Two months ago, the government put out a tender asking insurance companies to organise themselves into consortia and bid for the big job. The government only received two bids, making it difficult for proper competition to take place.

Complicating the matter further, the two consortia of insurance companies presented sharply contrasting bids. One group, comprised mainly of the big players in medical insurance business, quoted a premium of Sh12 billion per annum and the other, composed of small players, presented a bid of Sh4 billion for the same service.

The wide disparities between the two offers only served to compound the puzzle of how to determine the appropriate premium for the job. Insurance experts were left wondering whether the two groups were reading from the same tender documents.

Several questions arose. What if the scheme collapses under the weight of a mountain of claims?

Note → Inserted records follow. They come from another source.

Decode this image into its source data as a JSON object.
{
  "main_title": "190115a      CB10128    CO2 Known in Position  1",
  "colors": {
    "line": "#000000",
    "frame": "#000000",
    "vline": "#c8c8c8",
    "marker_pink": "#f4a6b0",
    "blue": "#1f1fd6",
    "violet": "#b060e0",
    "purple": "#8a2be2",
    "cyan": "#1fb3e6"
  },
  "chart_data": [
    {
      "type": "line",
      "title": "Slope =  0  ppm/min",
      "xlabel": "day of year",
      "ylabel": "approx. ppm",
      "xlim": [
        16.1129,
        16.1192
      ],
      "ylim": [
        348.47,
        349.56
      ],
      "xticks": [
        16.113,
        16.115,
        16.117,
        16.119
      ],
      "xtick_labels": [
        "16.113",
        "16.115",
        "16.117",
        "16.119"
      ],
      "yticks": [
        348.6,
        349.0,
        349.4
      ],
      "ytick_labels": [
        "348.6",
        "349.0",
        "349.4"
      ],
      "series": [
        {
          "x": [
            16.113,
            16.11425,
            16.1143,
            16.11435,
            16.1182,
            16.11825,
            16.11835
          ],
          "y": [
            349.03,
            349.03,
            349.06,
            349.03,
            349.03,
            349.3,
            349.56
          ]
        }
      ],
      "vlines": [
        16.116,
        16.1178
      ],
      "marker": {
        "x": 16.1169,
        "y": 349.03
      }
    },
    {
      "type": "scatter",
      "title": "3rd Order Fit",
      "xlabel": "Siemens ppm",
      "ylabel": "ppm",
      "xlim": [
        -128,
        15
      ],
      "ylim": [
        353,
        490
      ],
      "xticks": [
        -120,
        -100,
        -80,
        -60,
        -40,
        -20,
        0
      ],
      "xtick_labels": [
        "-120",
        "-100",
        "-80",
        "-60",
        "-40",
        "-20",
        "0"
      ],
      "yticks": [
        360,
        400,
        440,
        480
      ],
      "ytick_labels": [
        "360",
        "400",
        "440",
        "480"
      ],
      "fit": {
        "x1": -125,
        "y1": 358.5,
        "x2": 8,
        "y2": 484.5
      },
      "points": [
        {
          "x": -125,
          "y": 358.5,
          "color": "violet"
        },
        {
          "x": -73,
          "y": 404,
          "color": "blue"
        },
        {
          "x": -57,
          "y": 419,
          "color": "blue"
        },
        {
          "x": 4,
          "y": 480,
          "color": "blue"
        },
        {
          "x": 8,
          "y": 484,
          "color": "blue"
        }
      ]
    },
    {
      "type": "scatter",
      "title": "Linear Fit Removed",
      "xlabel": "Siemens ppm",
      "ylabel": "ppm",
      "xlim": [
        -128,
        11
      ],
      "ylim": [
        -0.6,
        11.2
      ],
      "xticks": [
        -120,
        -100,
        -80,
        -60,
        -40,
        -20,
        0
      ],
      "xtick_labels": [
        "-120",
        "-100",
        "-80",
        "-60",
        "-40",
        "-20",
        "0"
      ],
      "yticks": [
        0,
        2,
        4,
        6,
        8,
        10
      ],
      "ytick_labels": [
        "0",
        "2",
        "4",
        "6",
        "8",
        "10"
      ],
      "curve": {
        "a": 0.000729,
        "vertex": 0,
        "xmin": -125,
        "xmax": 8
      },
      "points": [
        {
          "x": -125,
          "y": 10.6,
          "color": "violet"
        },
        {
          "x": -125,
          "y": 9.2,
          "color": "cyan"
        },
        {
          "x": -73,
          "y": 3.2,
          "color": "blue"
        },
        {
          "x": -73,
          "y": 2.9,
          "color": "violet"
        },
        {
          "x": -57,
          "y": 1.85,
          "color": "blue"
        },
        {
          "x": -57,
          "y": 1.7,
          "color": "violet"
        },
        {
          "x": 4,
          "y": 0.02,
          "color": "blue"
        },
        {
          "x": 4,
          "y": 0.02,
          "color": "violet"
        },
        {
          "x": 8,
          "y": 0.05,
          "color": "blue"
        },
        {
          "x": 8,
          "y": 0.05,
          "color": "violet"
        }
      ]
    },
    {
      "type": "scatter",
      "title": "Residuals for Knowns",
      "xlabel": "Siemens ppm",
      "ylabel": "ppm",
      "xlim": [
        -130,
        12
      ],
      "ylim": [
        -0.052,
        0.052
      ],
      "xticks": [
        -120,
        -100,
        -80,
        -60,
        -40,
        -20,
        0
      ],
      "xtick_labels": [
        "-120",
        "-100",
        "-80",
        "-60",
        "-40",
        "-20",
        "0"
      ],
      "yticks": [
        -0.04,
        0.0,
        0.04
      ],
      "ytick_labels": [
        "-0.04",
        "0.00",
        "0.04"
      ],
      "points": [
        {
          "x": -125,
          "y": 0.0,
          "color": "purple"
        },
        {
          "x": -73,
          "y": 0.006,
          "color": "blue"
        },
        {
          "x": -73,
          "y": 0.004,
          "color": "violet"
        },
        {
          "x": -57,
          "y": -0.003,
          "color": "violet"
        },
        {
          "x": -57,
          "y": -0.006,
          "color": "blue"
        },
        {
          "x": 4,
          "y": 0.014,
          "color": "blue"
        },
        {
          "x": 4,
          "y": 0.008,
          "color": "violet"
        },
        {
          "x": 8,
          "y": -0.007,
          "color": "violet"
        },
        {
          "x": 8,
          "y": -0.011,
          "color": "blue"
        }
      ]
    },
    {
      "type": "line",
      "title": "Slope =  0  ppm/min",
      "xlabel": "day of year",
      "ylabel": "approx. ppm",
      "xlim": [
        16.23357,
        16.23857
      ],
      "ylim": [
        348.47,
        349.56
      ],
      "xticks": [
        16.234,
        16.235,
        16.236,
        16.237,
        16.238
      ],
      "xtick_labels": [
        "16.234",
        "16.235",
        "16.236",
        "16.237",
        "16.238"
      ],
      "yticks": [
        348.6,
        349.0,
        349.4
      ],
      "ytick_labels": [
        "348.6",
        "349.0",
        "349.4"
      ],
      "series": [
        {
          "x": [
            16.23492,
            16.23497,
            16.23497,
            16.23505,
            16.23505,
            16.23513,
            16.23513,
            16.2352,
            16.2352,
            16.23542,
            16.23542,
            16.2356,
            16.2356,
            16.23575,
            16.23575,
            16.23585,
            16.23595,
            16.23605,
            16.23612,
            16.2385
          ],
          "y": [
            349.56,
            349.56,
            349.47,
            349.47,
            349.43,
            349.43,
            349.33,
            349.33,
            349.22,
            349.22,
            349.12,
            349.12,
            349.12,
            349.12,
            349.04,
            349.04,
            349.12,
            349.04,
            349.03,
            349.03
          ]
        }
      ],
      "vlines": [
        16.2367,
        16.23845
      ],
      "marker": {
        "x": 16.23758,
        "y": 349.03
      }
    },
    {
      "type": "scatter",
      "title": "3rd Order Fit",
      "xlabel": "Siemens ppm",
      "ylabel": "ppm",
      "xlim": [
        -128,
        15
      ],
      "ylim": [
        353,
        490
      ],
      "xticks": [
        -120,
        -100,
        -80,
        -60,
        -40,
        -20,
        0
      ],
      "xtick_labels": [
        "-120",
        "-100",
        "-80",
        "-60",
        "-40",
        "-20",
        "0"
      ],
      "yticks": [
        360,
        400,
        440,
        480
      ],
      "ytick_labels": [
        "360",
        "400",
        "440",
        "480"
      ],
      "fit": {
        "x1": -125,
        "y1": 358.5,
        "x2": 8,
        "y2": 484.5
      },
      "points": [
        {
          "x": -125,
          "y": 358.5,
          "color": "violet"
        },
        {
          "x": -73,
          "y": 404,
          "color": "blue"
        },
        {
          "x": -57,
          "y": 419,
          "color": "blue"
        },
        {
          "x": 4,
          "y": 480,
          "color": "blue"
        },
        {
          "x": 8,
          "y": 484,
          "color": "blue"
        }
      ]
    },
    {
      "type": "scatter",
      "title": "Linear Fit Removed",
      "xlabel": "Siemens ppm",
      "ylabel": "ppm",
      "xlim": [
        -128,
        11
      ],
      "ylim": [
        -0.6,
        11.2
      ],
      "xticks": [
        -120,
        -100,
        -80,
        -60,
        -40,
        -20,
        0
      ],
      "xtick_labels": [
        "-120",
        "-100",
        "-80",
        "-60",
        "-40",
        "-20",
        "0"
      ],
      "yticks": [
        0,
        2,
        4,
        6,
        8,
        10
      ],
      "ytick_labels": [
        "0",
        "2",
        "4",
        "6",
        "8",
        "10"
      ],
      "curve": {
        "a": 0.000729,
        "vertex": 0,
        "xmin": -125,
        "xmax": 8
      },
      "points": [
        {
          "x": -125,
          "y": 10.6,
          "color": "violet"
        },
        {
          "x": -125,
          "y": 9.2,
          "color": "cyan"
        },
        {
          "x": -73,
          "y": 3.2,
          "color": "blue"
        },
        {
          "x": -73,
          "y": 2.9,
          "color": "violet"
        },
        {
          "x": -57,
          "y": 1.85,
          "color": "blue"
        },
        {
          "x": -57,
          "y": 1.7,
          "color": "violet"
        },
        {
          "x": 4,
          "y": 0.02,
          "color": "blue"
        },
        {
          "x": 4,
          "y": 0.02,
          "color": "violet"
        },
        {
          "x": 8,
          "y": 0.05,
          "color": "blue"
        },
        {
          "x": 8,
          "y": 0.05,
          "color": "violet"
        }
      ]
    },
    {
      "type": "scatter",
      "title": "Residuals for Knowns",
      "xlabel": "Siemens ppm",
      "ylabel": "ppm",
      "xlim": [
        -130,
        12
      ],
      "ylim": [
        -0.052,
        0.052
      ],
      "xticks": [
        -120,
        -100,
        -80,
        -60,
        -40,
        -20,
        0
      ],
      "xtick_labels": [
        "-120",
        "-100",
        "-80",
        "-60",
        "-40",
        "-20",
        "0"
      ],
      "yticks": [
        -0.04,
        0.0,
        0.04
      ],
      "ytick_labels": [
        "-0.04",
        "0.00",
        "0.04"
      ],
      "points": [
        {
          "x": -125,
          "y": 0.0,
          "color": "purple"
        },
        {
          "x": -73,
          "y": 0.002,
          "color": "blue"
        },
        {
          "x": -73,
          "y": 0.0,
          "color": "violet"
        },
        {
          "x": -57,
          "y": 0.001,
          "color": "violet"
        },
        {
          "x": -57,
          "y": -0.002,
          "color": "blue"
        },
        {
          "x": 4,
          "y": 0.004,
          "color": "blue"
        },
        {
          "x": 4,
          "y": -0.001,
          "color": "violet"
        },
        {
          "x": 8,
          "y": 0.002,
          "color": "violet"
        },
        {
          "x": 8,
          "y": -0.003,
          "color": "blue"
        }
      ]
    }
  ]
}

Insurance services are paid for under the cash-and-carry rule, meaning the government must release the billions to an insurance firm at one go.

If the money runs out after six months due to unexpected levels of claims, what protection do the government and its employees have? Where is the ombudsman to make sure that hospitals do not turn civil servants away because of the so-called exclusions?

What happens to a civil servant working in areas where there are no hospitals? How fair is a medical scheme that treats employees working in Lokichogio and Nairobi the same way?

As a class of business, medical insurance has been incurring huge losses mainly due to fraudulent claims and the high administrative expenses. According to statistics by market regulator, the Insurance Regulatory Authority, this class of business made an underwriting loss of Sh235.8 million in 2009 compared to an underwriting profit of Sh33 million in the previous year.

Fresh evidence has also emerged showing that the quandary the government finds itself in results from its failure to heed expert advice by the actuarial consultants, Hymans Robertson, it had hired in 2002 to study the case for such a scheme and make recommendations.

According to a cabinet memorandum, the basis of which the government approved the scheme, ministers Dalmas Otieno (Public Service) and Uhuru Kenyatta (Finance) – the two signatories of the cabinet memo – had presented the case as if what they had tabled was from the recommendations of the experts.

The Sunday Nation has learnt that the government ignored the recommendations of the actuarial consultants.

For instance, according to Hyman Roberson, a medical insurance scheme for all civil servants – providing both out-patient and in-patient services – would require funding to the tune of Sh12 billion in terms of yearly premiums.

The level of premiums estimated in the actuarial study date as far back as July 2002 – reflecting prices that were prevailing 10 years ago and which do not therefore reflect the reality of medical inflation.

Going by the report of the actuary, a copy of which has been seen by the Sunday Nation, the viability of the plan is in question.

The cabinet paper deviated from what the actuaries had said in many other ways.

Indeed, the experts did not recommended an insurance scheme providing for both in-patient and out-patient services. Instead, they recommended a medical aid scheme for civil servants covering both in-patient and out-patient services, where limits are set and that is run by a board of trustees.
The second preferred option by the actuary was a self-insurance scheme for civil servants seeking in-patient services but retaining the monthly allowances that are paid currently to cover out-patient services.

The actuaries recommended another option where only in-patient services are covered by an insurance company while the government continues to pay the existing monthly allowances to civil servants.